6. The Lost Pianos of Siberia by Sophy Roberts
In one of the season’s most unlikely triumphs, travel journalist Sophy Roberts recounts her expeditions to Siberia, where she pursues a succession of the often-legendary pianos that have given music to a place seldom associated with cultural riches. In the process, Roberts turns up insights into the land, its history, and its people. (Full review here.)
7. Caste by Isabel Wilkerson
In her stirring follow-up to “The Warmth of Other Suns,” Pulitzer Prize-winning journalist Isabel Wilkerson persuasively argues that racism alone does not explain America’s social divisions. Rather, the United States ought to be understood as having a race-based caste system, one whose hierarchies, though artificial, are remarkably enduring. (Q&A with author here.)

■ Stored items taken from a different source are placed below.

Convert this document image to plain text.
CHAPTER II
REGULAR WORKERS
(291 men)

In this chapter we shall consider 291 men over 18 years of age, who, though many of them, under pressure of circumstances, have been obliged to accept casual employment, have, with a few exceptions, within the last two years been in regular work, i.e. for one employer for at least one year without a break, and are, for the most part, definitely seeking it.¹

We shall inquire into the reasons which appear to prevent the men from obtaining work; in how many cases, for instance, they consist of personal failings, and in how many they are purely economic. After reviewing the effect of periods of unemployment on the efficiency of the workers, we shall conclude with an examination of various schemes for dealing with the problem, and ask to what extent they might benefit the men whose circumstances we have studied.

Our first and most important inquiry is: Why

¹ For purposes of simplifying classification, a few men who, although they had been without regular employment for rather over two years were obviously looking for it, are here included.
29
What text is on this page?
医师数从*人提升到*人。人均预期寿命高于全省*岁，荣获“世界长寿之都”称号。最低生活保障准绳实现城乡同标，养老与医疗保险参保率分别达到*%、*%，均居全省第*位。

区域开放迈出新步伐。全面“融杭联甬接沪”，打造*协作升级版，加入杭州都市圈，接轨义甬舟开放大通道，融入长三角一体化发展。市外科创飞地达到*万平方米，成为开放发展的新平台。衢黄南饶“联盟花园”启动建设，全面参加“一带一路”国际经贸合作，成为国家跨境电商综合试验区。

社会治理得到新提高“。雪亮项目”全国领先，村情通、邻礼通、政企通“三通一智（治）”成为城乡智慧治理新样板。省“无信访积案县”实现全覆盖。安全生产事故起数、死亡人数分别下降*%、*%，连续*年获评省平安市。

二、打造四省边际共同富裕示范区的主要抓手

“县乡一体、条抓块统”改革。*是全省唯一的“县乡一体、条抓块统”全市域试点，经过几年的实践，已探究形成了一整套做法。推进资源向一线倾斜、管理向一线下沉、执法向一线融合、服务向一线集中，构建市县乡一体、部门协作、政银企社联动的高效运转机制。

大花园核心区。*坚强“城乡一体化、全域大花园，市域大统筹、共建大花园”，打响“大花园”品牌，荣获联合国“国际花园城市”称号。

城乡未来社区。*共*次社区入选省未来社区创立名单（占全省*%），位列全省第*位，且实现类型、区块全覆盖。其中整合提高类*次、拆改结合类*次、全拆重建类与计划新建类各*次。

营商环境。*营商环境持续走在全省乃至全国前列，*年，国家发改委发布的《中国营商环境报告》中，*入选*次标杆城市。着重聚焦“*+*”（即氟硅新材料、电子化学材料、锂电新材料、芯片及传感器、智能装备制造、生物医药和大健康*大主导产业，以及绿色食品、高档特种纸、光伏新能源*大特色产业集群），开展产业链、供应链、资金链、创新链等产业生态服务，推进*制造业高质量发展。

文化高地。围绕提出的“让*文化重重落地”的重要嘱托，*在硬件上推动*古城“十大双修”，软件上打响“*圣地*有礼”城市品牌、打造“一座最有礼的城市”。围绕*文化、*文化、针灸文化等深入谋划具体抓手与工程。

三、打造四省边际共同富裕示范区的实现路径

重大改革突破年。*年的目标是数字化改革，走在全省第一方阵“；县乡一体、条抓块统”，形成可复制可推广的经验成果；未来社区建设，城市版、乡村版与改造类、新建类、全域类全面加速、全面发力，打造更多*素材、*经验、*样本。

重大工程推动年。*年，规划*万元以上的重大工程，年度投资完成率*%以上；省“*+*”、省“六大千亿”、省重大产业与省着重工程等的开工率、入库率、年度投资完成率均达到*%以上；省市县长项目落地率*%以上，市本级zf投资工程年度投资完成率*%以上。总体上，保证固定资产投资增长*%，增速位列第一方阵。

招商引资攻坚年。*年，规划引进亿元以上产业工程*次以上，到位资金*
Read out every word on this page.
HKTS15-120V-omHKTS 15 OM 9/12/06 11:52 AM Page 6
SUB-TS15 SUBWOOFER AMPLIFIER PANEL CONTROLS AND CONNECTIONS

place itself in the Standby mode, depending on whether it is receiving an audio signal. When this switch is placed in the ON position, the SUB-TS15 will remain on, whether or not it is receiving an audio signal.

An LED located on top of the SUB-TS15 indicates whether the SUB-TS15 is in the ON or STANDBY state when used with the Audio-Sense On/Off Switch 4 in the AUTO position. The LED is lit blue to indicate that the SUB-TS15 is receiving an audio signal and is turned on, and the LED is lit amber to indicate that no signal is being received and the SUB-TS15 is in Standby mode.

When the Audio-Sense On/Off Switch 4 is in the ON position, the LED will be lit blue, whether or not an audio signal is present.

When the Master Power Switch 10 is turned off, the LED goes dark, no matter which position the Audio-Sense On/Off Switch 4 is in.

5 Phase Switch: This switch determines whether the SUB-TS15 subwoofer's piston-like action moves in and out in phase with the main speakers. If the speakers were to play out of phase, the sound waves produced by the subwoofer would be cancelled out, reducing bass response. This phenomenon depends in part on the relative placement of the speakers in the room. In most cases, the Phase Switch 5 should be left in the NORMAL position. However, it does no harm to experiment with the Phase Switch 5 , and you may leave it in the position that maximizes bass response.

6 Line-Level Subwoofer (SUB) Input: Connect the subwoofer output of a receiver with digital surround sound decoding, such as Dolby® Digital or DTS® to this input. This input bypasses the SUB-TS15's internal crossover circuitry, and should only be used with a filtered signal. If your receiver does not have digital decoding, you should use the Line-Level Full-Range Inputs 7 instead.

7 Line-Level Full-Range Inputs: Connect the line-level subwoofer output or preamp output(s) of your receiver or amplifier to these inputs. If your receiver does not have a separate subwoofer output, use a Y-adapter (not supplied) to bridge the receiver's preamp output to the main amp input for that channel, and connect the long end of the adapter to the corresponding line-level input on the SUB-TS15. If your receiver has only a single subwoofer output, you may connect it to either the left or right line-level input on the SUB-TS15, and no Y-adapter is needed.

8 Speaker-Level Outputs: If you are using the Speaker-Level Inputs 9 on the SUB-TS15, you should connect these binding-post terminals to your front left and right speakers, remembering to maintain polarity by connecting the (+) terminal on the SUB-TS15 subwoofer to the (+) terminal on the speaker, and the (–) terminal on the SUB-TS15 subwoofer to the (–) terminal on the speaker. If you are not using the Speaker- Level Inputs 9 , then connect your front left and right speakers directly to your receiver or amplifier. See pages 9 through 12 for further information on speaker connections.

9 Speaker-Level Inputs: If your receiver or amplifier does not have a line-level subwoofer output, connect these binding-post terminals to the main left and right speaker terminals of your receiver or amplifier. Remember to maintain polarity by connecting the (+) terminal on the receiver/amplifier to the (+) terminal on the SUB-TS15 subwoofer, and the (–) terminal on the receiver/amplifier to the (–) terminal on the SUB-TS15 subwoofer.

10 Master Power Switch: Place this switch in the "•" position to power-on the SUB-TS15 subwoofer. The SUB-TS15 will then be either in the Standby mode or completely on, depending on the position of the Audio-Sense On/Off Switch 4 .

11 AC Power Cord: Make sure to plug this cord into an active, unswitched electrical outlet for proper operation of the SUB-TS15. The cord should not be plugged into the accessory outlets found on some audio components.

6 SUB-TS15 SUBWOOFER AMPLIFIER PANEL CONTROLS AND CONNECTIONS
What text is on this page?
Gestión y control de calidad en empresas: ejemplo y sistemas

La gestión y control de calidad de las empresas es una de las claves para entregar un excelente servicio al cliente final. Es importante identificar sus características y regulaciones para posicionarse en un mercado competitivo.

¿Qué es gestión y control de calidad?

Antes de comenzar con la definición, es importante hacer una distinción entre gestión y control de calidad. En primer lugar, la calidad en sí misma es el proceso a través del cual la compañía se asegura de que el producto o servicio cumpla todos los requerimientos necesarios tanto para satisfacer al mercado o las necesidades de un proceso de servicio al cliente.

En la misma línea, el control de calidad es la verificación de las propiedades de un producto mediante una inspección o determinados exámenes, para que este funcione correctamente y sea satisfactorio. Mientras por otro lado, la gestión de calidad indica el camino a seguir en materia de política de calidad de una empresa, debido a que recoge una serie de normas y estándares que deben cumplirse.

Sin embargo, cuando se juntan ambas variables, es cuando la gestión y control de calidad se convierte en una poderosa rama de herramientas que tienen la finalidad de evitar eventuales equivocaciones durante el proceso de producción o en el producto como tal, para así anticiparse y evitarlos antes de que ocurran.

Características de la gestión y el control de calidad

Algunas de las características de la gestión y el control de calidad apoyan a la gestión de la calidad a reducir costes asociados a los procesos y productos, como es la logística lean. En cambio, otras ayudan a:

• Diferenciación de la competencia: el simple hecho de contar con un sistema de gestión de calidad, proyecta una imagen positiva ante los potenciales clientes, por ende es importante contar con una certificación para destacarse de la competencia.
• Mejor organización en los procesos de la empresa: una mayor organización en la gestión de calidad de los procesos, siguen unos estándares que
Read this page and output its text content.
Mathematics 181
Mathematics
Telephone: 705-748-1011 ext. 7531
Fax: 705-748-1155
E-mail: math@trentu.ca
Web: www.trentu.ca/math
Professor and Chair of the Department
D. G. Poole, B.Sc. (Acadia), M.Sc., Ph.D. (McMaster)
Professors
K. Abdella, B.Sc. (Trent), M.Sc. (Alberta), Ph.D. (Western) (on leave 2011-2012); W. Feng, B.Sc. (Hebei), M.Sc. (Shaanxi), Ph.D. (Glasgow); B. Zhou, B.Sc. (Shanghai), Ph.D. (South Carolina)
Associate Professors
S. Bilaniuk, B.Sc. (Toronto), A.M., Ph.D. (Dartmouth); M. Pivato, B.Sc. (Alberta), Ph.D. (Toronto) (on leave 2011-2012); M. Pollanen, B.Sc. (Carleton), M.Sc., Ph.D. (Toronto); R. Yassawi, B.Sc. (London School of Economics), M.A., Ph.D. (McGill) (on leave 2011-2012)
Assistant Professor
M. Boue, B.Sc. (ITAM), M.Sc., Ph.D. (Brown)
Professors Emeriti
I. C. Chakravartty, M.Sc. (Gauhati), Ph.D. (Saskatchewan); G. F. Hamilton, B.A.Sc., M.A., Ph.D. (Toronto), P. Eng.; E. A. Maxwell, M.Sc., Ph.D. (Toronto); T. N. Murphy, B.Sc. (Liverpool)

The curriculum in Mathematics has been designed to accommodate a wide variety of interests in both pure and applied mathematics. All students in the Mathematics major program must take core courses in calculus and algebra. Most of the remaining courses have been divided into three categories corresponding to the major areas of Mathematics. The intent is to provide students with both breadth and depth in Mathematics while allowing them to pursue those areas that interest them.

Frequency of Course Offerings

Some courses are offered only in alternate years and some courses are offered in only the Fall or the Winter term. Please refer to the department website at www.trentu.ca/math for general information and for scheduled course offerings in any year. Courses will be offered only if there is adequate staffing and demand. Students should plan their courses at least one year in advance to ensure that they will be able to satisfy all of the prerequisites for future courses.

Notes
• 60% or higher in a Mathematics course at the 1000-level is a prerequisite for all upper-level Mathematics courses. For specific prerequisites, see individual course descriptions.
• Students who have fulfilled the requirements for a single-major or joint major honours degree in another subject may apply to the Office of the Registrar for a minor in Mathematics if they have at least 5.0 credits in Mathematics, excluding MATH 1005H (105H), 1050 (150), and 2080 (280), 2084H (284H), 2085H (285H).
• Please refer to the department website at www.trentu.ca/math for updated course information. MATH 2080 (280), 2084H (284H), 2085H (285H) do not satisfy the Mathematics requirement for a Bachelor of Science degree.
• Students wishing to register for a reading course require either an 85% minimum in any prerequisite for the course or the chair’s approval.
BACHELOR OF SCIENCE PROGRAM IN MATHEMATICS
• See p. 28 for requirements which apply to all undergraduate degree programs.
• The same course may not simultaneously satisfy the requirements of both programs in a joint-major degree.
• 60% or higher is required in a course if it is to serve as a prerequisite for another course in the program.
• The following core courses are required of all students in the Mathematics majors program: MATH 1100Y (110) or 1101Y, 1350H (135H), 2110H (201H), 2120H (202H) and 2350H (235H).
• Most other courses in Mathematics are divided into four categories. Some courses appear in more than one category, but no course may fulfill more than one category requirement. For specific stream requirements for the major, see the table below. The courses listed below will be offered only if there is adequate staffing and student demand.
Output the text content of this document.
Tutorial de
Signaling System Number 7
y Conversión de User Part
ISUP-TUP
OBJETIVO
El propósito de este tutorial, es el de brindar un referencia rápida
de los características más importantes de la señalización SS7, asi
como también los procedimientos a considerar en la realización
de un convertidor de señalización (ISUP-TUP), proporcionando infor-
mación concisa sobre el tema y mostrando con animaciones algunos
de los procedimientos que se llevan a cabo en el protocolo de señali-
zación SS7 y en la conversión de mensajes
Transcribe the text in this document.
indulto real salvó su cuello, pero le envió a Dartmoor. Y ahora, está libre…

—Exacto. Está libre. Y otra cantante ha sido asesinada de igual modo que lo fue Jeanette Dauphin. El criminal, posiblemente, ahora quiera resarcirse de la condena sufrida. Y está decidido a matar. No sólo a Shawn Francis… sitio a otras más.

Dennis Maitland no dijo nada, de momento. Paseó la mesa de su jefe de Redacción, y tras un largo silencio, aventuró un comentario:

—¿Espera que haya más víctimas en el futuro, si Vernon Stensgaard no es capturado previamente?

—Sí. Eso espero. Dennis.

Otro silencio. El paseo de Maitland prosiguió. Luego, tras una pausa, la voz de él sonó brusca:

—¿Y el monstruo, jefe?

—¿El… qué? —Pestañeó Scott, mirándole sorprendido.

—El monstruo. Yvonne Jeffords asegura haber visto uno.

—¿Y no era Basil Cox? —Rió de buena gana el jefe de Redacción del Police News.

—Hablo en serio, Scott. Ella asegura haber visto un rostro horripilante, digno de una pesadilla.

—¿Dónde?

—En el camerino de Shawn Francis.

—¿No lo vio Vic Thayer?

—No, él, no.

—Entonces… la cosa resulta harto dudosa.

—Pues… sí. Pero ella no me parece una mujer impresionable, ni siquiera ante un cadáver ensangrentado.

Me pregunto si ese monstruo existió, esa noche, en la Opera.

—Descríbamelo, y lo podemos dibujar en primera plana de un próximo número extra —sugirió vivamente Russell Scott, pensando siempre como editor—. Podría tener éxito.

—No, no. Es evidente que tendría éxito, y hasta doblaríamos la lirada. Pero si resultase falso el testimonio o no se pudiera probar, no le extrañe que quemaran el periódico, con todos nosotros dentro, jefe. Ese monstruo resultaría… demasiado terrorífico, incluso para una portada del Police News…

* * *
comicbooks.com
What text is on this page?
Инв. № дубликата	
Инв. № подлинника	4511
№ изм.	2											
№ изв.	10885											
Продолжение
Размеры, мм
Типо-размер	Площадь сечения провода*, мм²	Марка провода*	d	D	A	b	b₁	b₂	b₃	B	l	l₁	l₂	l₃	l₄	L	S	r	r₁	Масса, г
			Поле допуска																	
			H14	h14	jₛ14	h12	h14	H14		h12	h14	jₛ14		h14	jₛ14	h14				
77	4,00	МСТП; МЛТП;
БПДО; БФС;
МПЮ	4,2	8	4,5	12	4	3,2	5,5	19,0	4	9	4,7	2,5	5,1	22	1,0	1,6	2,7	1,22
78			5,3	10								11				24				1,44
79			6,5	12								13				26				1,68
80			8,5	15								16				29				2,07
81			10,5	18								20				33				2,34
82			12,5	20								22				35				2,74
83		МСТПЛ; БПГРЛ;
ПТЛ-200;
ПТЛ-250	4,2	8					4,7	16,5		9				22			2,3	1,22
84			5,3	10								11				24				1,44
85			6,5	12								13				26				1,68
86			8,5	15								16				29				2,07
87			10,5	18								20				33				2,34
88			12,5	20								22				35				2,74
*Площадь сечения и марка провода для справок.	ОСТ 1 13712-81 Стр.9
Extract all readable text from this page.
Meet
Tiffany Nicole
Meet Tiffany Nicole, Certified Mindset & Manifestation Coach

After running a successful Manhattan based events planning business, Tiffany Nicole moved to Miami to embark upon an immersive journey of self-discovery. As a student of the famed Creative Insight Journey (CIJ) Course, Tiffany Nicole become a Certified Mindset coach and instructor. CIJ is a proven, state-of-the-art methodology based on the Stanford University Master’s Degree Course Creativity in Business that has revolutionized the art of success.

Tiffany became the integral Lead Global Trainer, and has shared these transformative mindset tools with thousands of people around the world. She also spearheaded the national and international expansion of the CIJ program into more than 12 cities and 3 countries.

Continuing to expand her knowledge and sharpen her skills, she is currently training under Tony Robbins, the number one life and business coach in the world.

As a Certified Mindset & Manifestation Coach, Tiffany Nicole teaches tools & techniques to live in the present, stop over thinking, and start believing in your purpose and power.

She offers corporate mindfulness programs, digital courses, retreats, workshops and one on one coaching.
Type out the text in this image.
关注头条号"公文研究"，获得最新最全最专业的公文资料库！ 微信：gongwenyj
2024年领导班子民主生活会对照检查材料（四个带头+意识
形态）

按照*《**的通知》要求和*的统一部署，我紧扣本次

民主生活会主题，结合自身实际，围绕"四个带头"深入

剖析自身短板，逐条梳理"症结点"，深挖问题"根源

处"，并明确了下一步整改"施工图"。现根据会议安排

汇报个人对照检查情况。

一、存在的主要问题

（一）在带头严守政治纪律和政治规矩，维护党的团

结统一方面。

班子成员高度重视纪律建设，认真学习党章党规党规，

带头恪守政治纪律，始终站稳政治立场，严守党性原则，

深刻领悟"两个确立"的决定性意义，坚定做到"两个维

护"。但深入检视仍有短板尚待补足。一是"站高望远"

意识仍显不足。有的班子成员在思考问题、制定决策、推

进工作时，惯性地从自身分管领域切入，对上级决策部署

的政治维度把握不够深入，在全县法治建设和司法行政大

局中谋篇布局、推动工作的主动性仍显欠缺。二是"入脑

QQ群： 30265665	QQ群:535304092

8. Fallout by Lesley M.M. Blume
“Fallout” pulls back the curtain on an extraordinary feat of journalism. In the aftermath of the bombing of Hiroshima, John Hersey wrote an on-the-ground account of the horrific injuries of the victims, which the U.S. government had tried to hide. The exposé was published in The New Yorker, which devoted the entire Aug. 29, 1946, issue to Hersey’s story. His account served to strengthen opposition to nuclear warfare. (Full review here.)
9. Children of Ash and Elm by Neil Price
Copious documentation and the latest archaeological findings gird a new history of the Vikings, which broadens the narrative beyond the violent warrior image. Neil Price explores what is known about Viking society and culture, and its impact on the peoples and lands that were conquered.
10. Henry Kissinger and American Power by Thomas A. Schwartz
The former secretary of state under Richard Nixon has inspired a mountain of biographical studies, some treating him as a hero, others as evil incarnate. In this volume, history professor Thomas A. Schwartz effectively separates the man from the myths.